But, for the sake of argument, let’s say that they did. So what? Religious tolerance, religious accommodation and religious freedom in any pluralistic society do not and should not require everyone to respect the sensitivities of all religious groups. Satire is legitimate free speech. Blasphemy is legitimate free speech. A society that does not permit satire and blasphemy is, by definition, an unfree, non-pluralistic society, not fit to live in. It is, by definition, a society that prevents thought, prevents ideas from being challenged, that wishes to wall off certain notions through the intervention of a repressive state apparatus. Now, this is not to say that there is no such thing as offensive speech or that all forms of satire, blasphemy or anything else for that matter are legitimate or equally legitimate. It is simply to say that state prohibitions, extending to recognizing such expression as provocations that mitigate criminal acts such as violence or threats, are inimical to the concept of a free and pluralistic society. In the posting cited above, I gave a detailed account of how I think one can distinguish between what is genuinely Islamophobic speech on the one hand and what is respectable, albeit challenging or offensive, on the other hand. Not everything that is challenging, obnoxious, offensive or infuriating to others is illegitimate.
However, there obviously is such a thing as speech that goes over the line, as the reader points out. The legal threshold ought to be extremely limited so as to provide for maximal free speech, pluralism and freedom of thought. However, when speech does cross a line of social respectability, the appropriate response usually is not a civil, or even less criminal, legal response, let alone vigilante violence, but rather should be the response of a self-respecting society that draws the line at bigotry, intolerance and anything that seeks to stigmatize large groups of people based on their identity. The appropriate response, then, is to identify such speech as not respectable and apply the appropriate informal social sanctions accorded to extremists, racists, supporters of terrorism, neo-Nazis or other individuals with ideas deemed repugnant or dangerous by most rational people.

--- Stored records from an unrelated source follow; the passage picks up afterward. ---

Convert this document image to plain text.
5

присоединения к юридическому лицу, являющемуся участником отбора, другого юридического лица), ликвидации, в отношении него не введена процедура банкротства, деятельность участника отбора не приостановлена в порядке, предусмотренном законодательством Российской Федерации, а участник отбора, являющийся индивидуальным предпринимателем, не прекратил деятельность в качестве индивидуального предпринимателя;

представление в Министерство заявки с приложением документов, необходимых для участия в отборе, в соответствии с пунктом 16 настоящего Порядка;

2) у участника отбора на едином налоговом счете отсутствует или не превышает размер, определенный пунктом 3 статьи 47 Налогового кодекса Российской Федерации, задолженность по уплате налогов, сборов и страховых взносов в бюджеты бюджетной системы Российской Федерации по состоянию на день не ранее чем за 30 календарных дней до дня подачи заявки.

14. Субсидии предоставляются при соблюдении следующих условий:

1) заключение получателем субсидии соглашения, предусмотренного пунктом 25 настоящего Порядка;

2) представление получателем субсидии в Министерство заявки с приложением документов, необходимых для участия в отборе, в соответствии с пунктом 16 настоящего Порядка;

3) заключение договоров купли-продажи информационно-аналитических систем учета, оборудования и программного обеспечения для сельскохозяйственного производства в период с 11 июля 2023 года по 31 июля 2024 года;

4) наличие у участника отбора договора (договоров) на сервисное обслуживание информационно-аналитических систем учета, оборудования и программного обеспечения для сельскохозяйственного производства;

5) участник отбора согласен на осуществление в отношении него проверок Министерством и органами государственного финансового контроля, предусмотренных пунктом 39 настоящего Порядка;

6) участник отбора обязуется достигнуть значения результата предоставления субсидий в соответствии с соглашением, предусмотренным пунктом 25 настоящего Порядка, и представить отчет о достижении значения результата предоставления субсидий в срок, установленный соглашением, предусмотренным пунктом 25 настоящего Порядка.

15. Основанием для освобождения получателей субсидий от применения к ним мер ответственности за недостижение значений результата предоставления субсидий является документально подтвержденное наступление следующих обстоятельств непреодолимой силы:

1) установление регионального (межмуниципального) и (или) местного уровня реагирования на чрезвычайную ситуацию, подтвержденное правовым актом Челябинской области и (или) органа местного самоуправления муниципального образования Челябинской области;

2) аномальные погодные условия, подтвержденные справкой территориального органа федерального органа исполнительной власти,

Here I think is a legal distinction that the United States has more correct than any other society of which I’m aware: speech ought not to be regulated by the government unless absolutely necessary, and even civil remedies ought to have an exceptionally high standard of proof (it is notorious that libel is the most difficult torte to successfully litigate in the American system, and rightly so). The reader’s e-mail address suggests that he’s writing from the UK. It is by no means clear that if someone insults your mother and you punch them in the United States you will not be arrested, tried and convicted for assault and battery. In most cases, I think you would be. Perhaps if the provocation is extreme, your lawyer clever and the jury fortuitously sympathetic, one might get off at trial. But I wouldn’t bet on it. As for the N-word, it’s plainly protected in the United States under almost all circumstances, as are other racial epithets. Denying the Holocaust is a crime in some European countries, and the crackpot although talented historical writer David Irving spent no less than 10 months in an Austrian jail for this thought-crime. I consider this scandalous in the extreme (many European states also have blasphemy laws, official secrets acts and other affronts to, at least American, bottom-line standards for free speech). Irving’s views are ridiculous and his position on the Holocaust is pernicious and unacceptable. But freedom is, and can only be, the freedom to be wrong.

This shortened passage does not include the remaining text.